You’ve probably already heard that a healthy body equals a healthy mind, and that statement remains true with or without your period. In fact, doing some exercise when you’re on your period can reduce stress and pain levels, as well as send some much needed endorphins your way. Although exercise can benefit you during your period, it can also have the opposite effect if you push yourself too far. Furthermore, choosing when to do certain exercises during your period can prove them to be less or more effective.¹
Should I stick to or alternate my exercise routine while on my period?
Many women find no problem sticking to their usual exercise routine, they might even prefer keeping things as consistent as possible to keep their sanity.

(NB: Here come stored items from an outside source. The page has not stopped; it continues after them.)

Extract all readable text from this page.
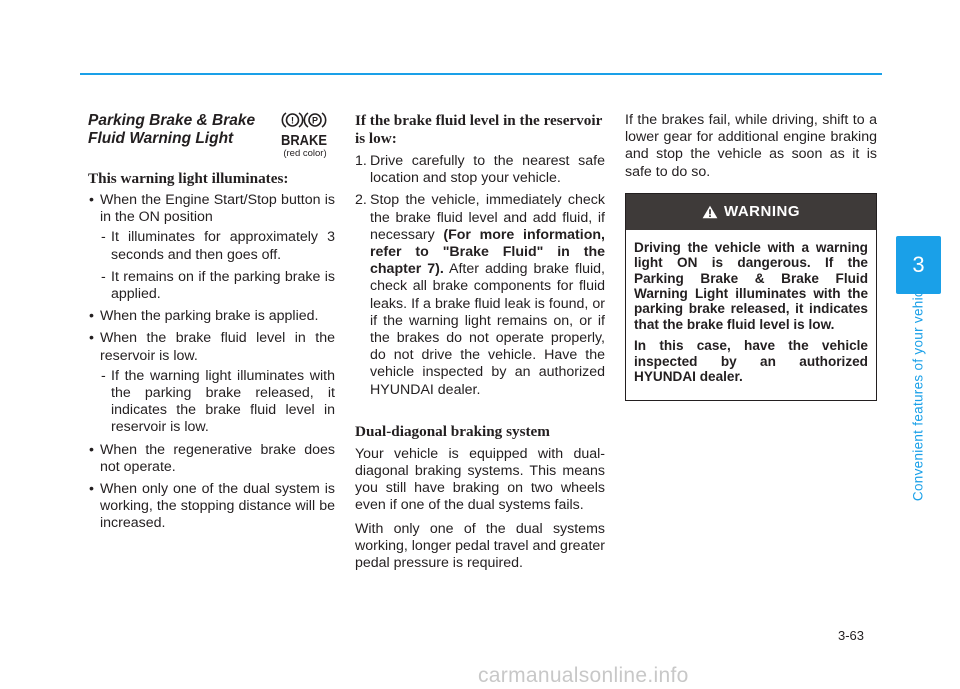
Parking Brake & Brake Fluid Warning Light
! P
BRAKE
(red color)

This warning light illuminates:

• When the Engine Start/Stop button is in the ON position
- It illuminates for approximately 3 seconds and then goes off.
- It remains on if the parking brake is applied.
• When the parking brake is applied.
• When the brake fluid level in the reservoir is low.
- If the warning light illuminates with the parking brake released, it indicates the brake fluid level in reservoir is low.
• When the regenerative brake does not operate.
• When only one of the dual system is working, the stopping distance will be increased.

If the brake fluid level in the reservoir is low:

1. Drive carefully to the nearest safe location and stop your vehicle.
2. Stop the vehicle, immediately check the brake fluid level and add fluid, if necessary (For more information, refer to "Brake Fluid" in the chapter 7). After adding brake fluid, check all brake components for fluid leaks. If a brake fluid leak is found, or if the warning light remains on, or if the brakes do not operate properly, do not drive the vehicle. Have the vehicle inspected by an authorized HYUNDAI dealer.

Dual-diagonal braking system

Your vehicle is equipped with dual-diagonal braking systems. This means you still have braking on two wheels even if one of the dual systems fails.

With only one of the dual systems working, longer pedal travel and greater pedal pressure is required.

If the brakes fail, while driving, shift to a lower gear for additional engine braking and stop the vehicle as soon as it is safe to do so.

WARNING

Driving the vehicle with a warning light ON is dangerous. If the Parking Brake & Brake Fluid Warning Light illuminates with the parking brake released, it indicates that the brake fluid level is low.

In this case, have the vehicle inspected by an authorized HYUNDAI dealer.

3
Convenient features of your vehicle
3-63
carmanualsonline.info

Where it’s recommended not to push yourself too hard during this time, some women feel their strongest at this point.² The reason behind this could be because your estrogen levels are lower than usual at the beginning of your period. When estrogen levels are lower, you can access energy in your body more easily.¹ So, if you want to try adding in a couple more strength exercises or laps to your routine, then this would be the best time to do so.
However, as you also lose a lot of iron when you have your period, it’s pretty normal not to feel at your strongest or most energetic - and that’s also okay.³
Exercises to add or avoid
Whether you are feeling like the queen of your castle, or like you’ve tripped and fallen into the moat, a little exercise can go a long way during your period. Moderate, low-intensity exercises are generally the best form of exercise during your period.¹ Pushing yourself too hard can result in muscle pain and even more cramping, so you might want to avoid high-intensity workouts as far as possible.
Furthermore, there’s probably a far greater chance that you’ll feel motivated to exercise during your period if there’s less pressure on you. You could try switching it up during your period by going to a muscle-relaxing yoga class to reduce your pain and ease your body and mind. Or, catch some fresh air and take a short, daily walk outside.²
Can I go running on my period?
If you do wish to run during your period, opt for something relaxing like a light jog over a heavy sprint.²
You might even find that you’ll benefit more than you would from powering through, because you won’t experience any added pain the next day. Also, remember to change your preferred sanitary option as soon as you’re finished, to avoid any bacterial infections.
Which sanitary option is best for working out?
The best sanitary options for you really depend on what you wish to gain from using them. For example, if you are a swimmer, you’d probably be best off opting for a tampon or a menstrual cup, because you shouldn’t swim with a pad. When you’re doing any form of exercise where you might be wearing tight-fitting pants, you might also prefer something more discreet like a tampon. This is because wearing pads might stand out more and feel uncomfortable when wearing tighter fitting active gear.
Another thing to bear in mind when exercising on your period is that pads might move around, causing some friction and discomfort. For this reason, if you prefer using pads during exercise you might want to consider one that’s ultra-thin, shaped to fit your body and move as you go, or one that’s made from cloth.
Pantyliners or period panties
Whether you choose tampons, cups or pads, you’ll want to have a leak-proof backup plan intact. Because you move around a lot more when you’re active than when you are more stationary, you might want to consider adding a pantyliner or a pair of period panties into the mix. This way, you’ll have double the protection. This can be especially to your advantage when the duration of your exercise is over a longer period, or when there simply isn’t a time or place to check in on the situation.
When it comes to choosing the best sanitary option to use when working out, you might want to keep a few different options with you, instead of relying on just one. You don’t want to land up in a situation where you feel like your period is holding you back, and exercise during your period should add to your well-being, not be stressful. In this case, you’ll be best prepared, so you can relax, enjoy and go with the flow.